LaLiga: Salvação do Oviedo torna-se mais difícil após empate que segura Villarreal no pódio (1-1)
Registe aqui os principais momentos do jogo
Quer o fervor dos torcedores, quer as palavras encorajadoras de Santi Cazorla no vestiário. O futebol, conforme afirmou Valdano, representa um estado de ânimo, mas convém notar que se exige também competência para triunfar. Ora, o Oviedo revela certas limitações nesse aspeto, algo que se acentua ainda mais diante de rivais como o Villarreal, empenhado em voltar à Champions.

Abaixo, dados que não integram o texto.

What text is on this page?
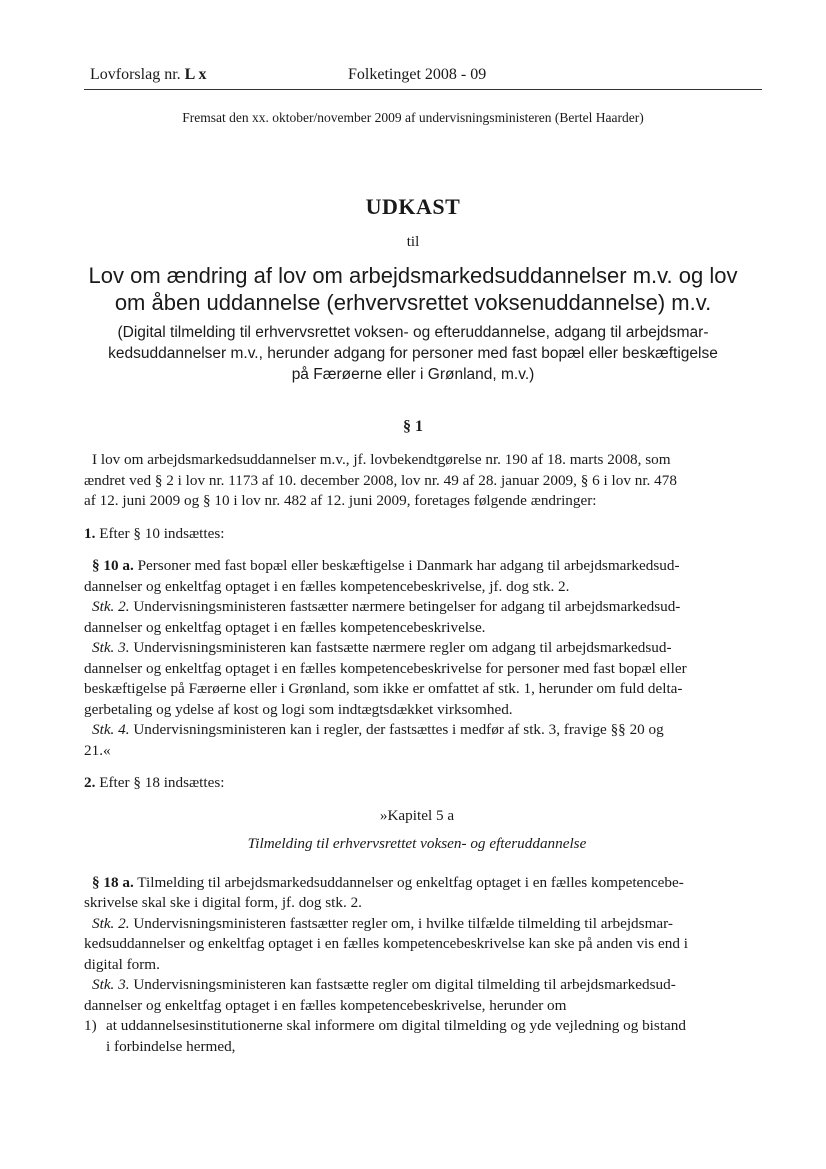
Lovforslag nr. L x	Folketinget 2008 - 09
Fremsat den xx. oktober/november 2009 af undervisningsministeren (Bertel Haarder)
UDKAST
til
Lov om ændring af lov om arbejdsmarkedsuddannelser m.v. og lov
om åben uddannelse (erhvervsrettet voksenuddannelse) m.v.
(Digital tilmelding til erhvervsrettet voksen- og efteruddannelse, adgang til arbejdsmar-
kedsuddannelser m.v., herunder adgang for personer med fast bopæl eller beskæftigelse
på Færøerne eller i Grønland, m.v.)
§ 1

I lov om arbejdsmarkedsuddannelser m.v., jf. lovbekendtgørelse nr. 190 af 18. marts 2008, som

ændret ved § 2 i lov nr. 1173 af 10. december 2008, lov nr. 49 af 28. januar 2009, § 6 i lov nr. 478

af 12. juni 2009 og § 10 i lov nr. 482 af 12. juni 2009, foretages følgende ændringer:

1. Efter § 10 indsættes:

§ 10 a. Personer med fast bopæl eller beskæftigelse i Danmark har adgang til arbejdsmarkedsud-

dannelser og enkeltfag optaget i en fælles kompetencebeskrivelse, jf. dog stk. 2.

Stk. 2. Undervisningsministeren fastsætter nærmere betingelser for adgang til arbejdsmarkedsud-

dannelser og enkeltfag optaget i en fælles kompetencebeskrivelse.

Stk. 3. Undervisningsministeren kan fastsætte nærmere regler om adgang til arbejdsmarkedsud-

dannelser og enkeltfag optaget i en fælles kompetencebeskrivelse for personer med fast bopæl eller

beskæftigelse på Færøerne eller i Grønland, som ikke er omfattet af stk. 1, herunder om fuld delta-

gerbetaling og ydelse af kost og logi som indtægtsdækket virksomhed.

Stk. 4. Undervisningsministeren kan i regler, der fastsættes i medfør af stk. 3, fravige §§ 20 og

21.«

2. Efter § 18 indsættes:

»Kapitel 5 a

Tilmelding til erhvervsrettet voksen- og efteruddannelse

§ 18 a. Tilmelding til arbejdsmarkedsuddannelser og enkeltfag optaget i en fælles kompetencebe-

skrivelse skal ske i digital form, jf. dog stk. 2.

Stk. 2. Undervisningsministeren fastsætter regler om, i hvilke tilfælde tilmelding til arbejdsmar-

kedsuddannelser og enkeltfag optaget i en fælles kompetencebeskrivelse kan ske på anden vis end i

digital form.

Stk. 3. Undervisningsministeren kan fastsætte regler om digital tilmelding til arbejdsmarkedsud-

dannelser og enkeltfag optaget i en fælles kompetencebeskrivelse, herunder om

1) at uddannelsesinstitutionerne skal informere om digital tilmelding og yde vejledning og bistand

i forbindelse hermed,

Enquanto os lances ofensivos dos carbayones se assemelhavam a fogos de vista, os do submarino amarelo contavam com poderio efetivo. Assim ocorreu na primeira investida dos forasteiros, que resultou em pênalti. Dani Calvo mostrou-se descuidado frente a Pépé. Pênalti assinalado, com Parejo a cobrar e Aarón Escandell a negar o golo. Todavia, o VAR detetou que Sibo invadiu a área prematuramente. Na cobrança repetida, Pépé assumiu e concretizou o 0-1.
O impacto sentido pelos asturianos não os dissuadiu de prosseguir com a estratégia de dominar a posse de bola. No entanto, cada falha transformava-se em chance valiosa para o conjunto de Marcelino, que se mostrava à vontade nos contra-ataques, sem grande propensão ao risco. Entre quem ansiava e não lograva êxito e quem dominava sem esforço, o intervalo surgiu sem mais lances perigosos nem mexidas no placar.

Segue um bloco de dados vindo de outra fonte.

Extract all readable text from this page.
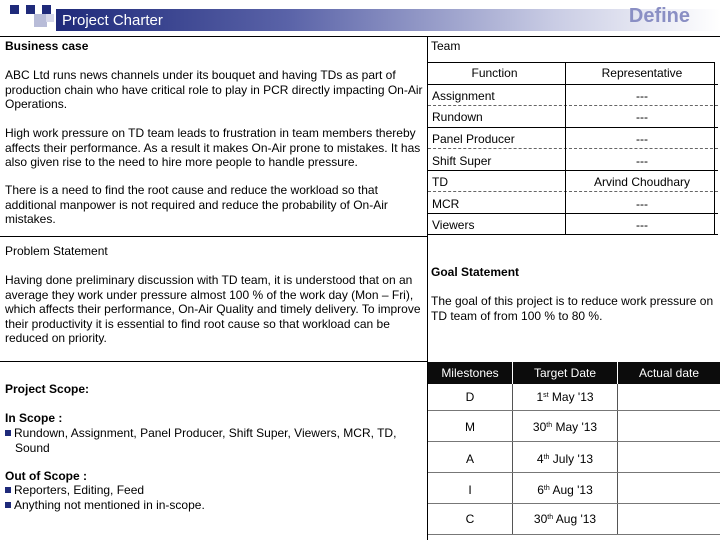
Project Charter	Define
Business case
ABC Ltd runs news channels under its bouquet and having TDs as part of production chain who have critical role to play in PCR directly impacting On-Air Operations.
High work pressure on TD team leads to frustration in team members thereby affects their performance. As a result it makes On-Air prone to mistakes. It has also given rise to the need to hire more people to handle pressure.
There is a need to find the root cause and reduce the workload so that additional manpower is not required and reduce the probability of On-Air mistakes.
Team
Function	Representative
Assignment	---
Rundown	---
Panel Producer	---
Shift Super	---
TD	Arvind Choudhary
MCR	---
Viewers	---
Problem Statement
Having done preliminary discussion with TD team, it is understood that on an average they work under pressure almost 100 % of the work day (Mon – Fri), which affects their performance, On-Air Quality and timely delivery. To improve their productivity it is essential to find root cause so that workload can be reduced on priority.
Goal Statement
The goal of this project is to reduce work pressure on TD team of from 100 % to 80 %.
Project Scope:
In Scope :
Rundown, Assignment, Panel Producer, Shift Super, Viewers, MCR, TD, Sound
Out of Scope :
Reporters, Editing, Feed
Anything not mentioned in in-scope.
Milestones	Target Date	Actual date
D	1st May '13
M	30th May '13
A	4th July '13
I	6th Aug '13
C	30th Aug '13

De volta ao campo, emergiu um Oviedo renovado, a progredir sob as orientações de Thiago Fernández. O argentino assistiu Nacho Vidal, que finalizou de imediato ao poste longínquo... mas Cardona esticou-se para impedir a bola de entrar. Os donos da casa insistiram logo a seguir. Reina roçou o empate, porém Arnau Tenas exibiu dotes de guardião ao repelir perto da linha com o joelho e o tronco. Tratou-se da melhor oportunidade para os azuis.
O Villarreal perturbou Escandell com um centro-chuto de Gueye, mas o grupo parecia inquieto e precisou de se desdobrar para repelir ameaças da própria defesa. Contudo, concentrar tantos defesas atrás acarreta riscos. Como o desvio num emaranhado de pernas na grande área. Sucedeu precisamente isso quando Ilyas Chaira atirou e a esfera ricocheteou em Parejo, que se esforçou por interceptá-la. 1-1, com 20 minutos ainda por disputar.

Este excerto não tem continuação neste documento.